4. Temporal and Spatial Dependency Modeling

SeismoGPT directly learns:

• Temporal Dynamics: Through causal self-attention, the model captures long-term dependencies in the waveform sequence, supporting accurate prediction of phase arrivals and sustained oscillatory structure.
• Spatial Correlations: In the array-based design, spatial self-attention across simultaneously observed tokens at multiple stations enables the network to account for spatially coherent wavefield features—essential for localizing events and producing stable, spatially consistent forecasts.

This enables prediction of both local fluctuations (site-specific) and network-level (array) propagation effects.

5. Implications for Newtonian Noise Mitigation and Observatory Operations

The primary motivation for SeismoGPT's development is the mitigation of Newtonian noise (NN) in gravitational wave detectors:

• Advance Forecasting: Accurate near-term forecasting of seismic fields allows observatories to anticipate and subtract NN contributions to gravitational measurements before significant impact.
• Nonlinear and Spatiotemporal Filtering: The transformer’s ability to model nonlinearities and spatial structure improves upon classical approaches such as Wiener filtering, which are limited to linear, stationary signal assumptions.
• Real-Time Control: Predictions from SeismoGPT can be integrated into active vibration isolation systems, enabling proactive adjustment to incoming ground motion or detuning of interferometers in anticipation of high-seismic intervals.
• Scheduling and Sensitivity Optimization: By forecasting site-wide seismic states, observatories can optimize data acquisition periods, minimize false positives from environmental events, and allocate resources for instrument protection when forecasts indicate elevated ground motion risk.

6. Summary of Core Equations and Technical Details

Principal mathematical operations:

1. Causal Self-Attention:

$$\mathrm{Attention}(X) = \mathrm{softmax} \left(\frac{Q K^T}{\sqrt{d_k}} + M\right) V$$

with causal mask $M_{ij} = 0$ for $j \leq i$, $-\infty$ otherwise.

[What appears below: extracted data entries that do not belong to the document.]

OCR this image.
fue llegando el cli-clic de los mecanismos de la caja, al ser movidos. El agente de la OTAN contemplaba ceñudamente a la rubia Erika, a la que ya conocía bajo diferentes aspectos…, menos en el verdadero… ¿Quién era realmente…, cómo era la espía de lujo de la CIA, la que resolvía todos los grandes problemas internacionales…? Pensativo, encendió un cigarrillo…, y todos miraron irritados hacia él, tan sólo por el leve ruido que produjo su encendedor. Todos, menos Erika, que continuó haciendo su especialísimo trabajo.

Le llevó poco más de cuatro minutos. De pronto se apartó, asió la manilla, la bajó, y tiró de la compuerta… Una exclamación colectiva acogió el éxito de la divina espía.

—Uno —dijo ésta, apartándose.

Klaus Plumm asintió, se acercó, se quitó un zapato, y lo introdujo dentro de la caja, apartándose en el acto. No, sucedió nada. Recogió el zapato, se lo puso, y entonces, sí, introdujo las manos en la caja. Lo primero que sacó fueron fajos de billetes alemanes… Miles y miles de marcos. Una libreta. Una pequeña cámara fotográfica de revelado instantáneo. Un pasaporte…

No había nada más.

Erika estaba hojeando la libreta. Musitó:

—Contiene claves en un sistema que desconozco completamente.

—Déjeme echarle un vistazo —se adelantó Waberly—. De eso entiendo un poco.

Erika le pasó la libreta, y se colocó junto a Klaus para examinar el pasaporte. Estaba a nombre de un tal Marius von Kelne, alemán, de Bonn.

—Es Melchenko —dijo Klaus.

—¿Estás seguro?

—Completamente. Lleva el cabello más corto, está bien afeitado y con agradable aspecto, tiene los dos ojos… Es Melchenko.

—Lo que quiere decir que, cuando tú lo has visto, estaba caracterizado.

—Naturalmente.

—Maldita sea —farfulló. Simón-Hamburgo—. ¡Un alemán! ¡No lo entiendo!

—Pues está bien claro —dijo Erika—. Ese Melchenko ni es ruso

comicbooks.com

1. Waveform Tokenization and Embedding:
   • $X \in \mathbb{R}^{T \times 3}$ tokenized as $X_\text{tok} \in \mathbb{R}^{N \times L \times 3}$, flattened, embedded by 1D CNN: $Z \in \mathbb{R}^{N \times d}$.
   • In arrays: $$X \in \mathbb{R}^{B \times S \times N \times L \times 3}$$, 2D CNN embedding, branched into temporal ($Z_\text{temp}$) and spatial ($Z_\text{spat}$) streams.
2. Output projection: Final transformer output $H \in \mathbb{R}^{N \times d}$ mapped back to waveform space.

7. Outlook and Significance

SeismoGPT constitutes a marked advance in data-driven, short-term seismic forecasting by leveraging transformer models' strengths for temporal and spatiotemporal sequence modeling. Its ability to operate autoregressively and integrate array data makes it especially suitable for environments requiring high-fidelity forecasts and fast, adaptive response. The methodology generalizes readily to other dense sensor array applications requiring simultaneous temporal and spatial inference. A plausible implication is that future integration of such models into observatory control systems could substantially improve gravitational wave sensitivity by mitigating Newtonian noise with predictive, data-driven filtering (Esmail et al., 25 Sep 2025).